TOKYO, Nov 25 (Reuters) - Benchmark Tokyo rubber futures rebounded from the previous day's loss on Wednesday as surging Shanghai futures and higher overnight oil prices lent support, although gains were capped below a key 160 yen ceiling due to nagging worries about oversupply, dealers said.
The Tokyo Commodity Exchange's new rubber contract for May delivery JRUc6 0#2JRU: finished at 158.1 yen ($1.29) per kg, up 1.7 yen, or 1.1 percent, from its opening price of 156.4 yen.
It fell more than 3 percent the previous day.

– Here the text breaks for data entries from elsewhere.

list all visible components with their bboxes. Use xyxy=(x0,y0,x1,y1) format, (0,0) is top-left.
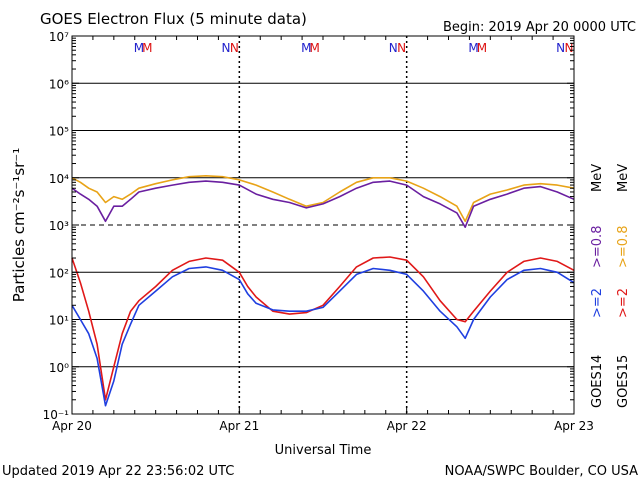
y-tick-label: 10⁴ xyxy=(49,172,69,186)
legend-goes15: GOES15 xyxy=(616,355,631,408)
y-tick-label: 10⁶ xyxy=(49,77,69,91)
y-tick-label: 10³ xyxy=(49,219,69,233)
y-tick-label: 10¹ xyxy=(49,314,69,328)
legend-goes14-2mev: >=2 xyxy=(590,288,605,318)
day-markers: MM N N MM N N MM N N xyxy=(134,41,574,55)
y-tick-label: 10² xyxy=(49,266,69,280)
begin-time-label: Begin: 2019 Apr 20 0000 UTC xyxy=(443,20,636,35)
x-tick-label: Apr 23 xyxy=(554,419,594,433)
day-marker-n: N xyxy=(397,41,406,55)
legend-goes15-2mev: >=2 xyxy=(616,288,631,318)
day-marker-m: M xyxy=(134,41,144,55)
chart-title: GOES Electron Flux (5 minute data) xyxy=(40,10,307,28)
y-tick-label: 10⁰ xyxy=(49,361,69,375)
x-tick-label: Apr 20 xyxy=(52,419,92,433)
y-tick-label: 10⁻¹ xyxy=(43,408,70,422)
series-line-1 xyxy=(71,180,575,228)
day-marker-n: N xyxy=(230,41,239,55)
series-line-0 xyxy=(71,175,575,223)
x-axis-label: Universal Time xyxy=(275,443,372,458)
series-line-3 xyxy=(71,266,575,407)
y-tick-label: 10⁷ xyxy=(49,30,69,44)
legend-goes14: GOES14 xyxy=(590,355,605,408)
day-marker-m: M xyxy=(477,41,487,55)
x-tick-label: Apr 22 xyxy=(387,419,427,433)
credit-label: NOAA/SWPC Boulder, CO USA xyxy=(445,464,638,479)
legend-goes15-08mev: >=0.8 xyxy=(616,226,631,268)
x-axis-ticks: Apr 20 Apr 21 Apr 22 Apr 23 xyxy=(52,36,594,433)
legend-unit: MeV xyxy=(616,164,631,192)
day-marker-n: N xyxy=(221,41,230,55)
day-marker-m: M xyxy=(301,41,311,55)
series-line-2 xyxy=(71,256,575,401)
updated-label: Updated 2019 Apr 22 23:56:02 UTC xyxy=(2,464,234,479)
day-marker-m: M xyxy=(142,41,152,55)
day-marker-n: N xyxy=(564,41,573,55)
day-marker-n: N xyxy=(556,41,565,55)
plot-series xyxy=(71,175,575,407)
y-axis-ticks: 10⁻¹ 10⁰ 10¹ 10² 10³ 10⁴ 10⁵ 10⁶ 10⁷ xyxy=(43,30,574,422)
legend: GOES14 >=2 >=0.8 MeV GOES15 >=2 >=0.8 MeV xyxy=(590,164,631,408)
y-tick-label: 10⁵ xyxy=(49,125,69,139)
y-axis-label: Particles cm⁻²s⁻¹sr⁻¹ xyxy=(10,148,28,302)
day-marker-n: N xyxy=(389,41,398,55)
legend-goes14-08mev: >=0.8 xyxy=(590,226,605,268)
day-marker-m: M xyxy=(468,41,478,55)
plot-grid xyxy=(72,36,574,414)
legend-unit: MeV xyxy=(590,164,605,192)
x-tick-label: Apr 21 xyxy=(219,419,259,433)
day-marker-m: M xyxy=(309,41,319,55)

"Strong Shanghai rubber market backed by higher stock market helped ease investors' concerns over slowing demand in China," said Satoru Yoshida, a commodity analyst at Rakuten Securities.
The most-active rubber contract on the Shanghai Futures Exchange for January delivery SNRcv1 soared 550 yuan, or 5.4 percent, to finish at 10,775 yuan ($1,686.84) per tonne.
The CSI300 index .CSI300 of the largest listed companies in Shanghai and Shenzhen rose 0.7 percent to 3,781.61, while the Shanghai Composite Index .SSEC gained 0.9 percent to 3,647.93 points. .SS
On the upside, crude oil futures hit two-week highs in the previous session as tension mounted in the Middle East following Turkey's downing of a Russian warplane, although they eased on Wednesday. O/R
"The TOCOM rebounded today, but the price will likely remain under pressure unless we see some bullish fundamental changes such as demand pick-up in China," Yoshida said.
The front-month rubber contract on Singapore's SICOM exchange for December delivery STFc1 last traded at 114.8 U.S. cents per kg, up 0.3 cent.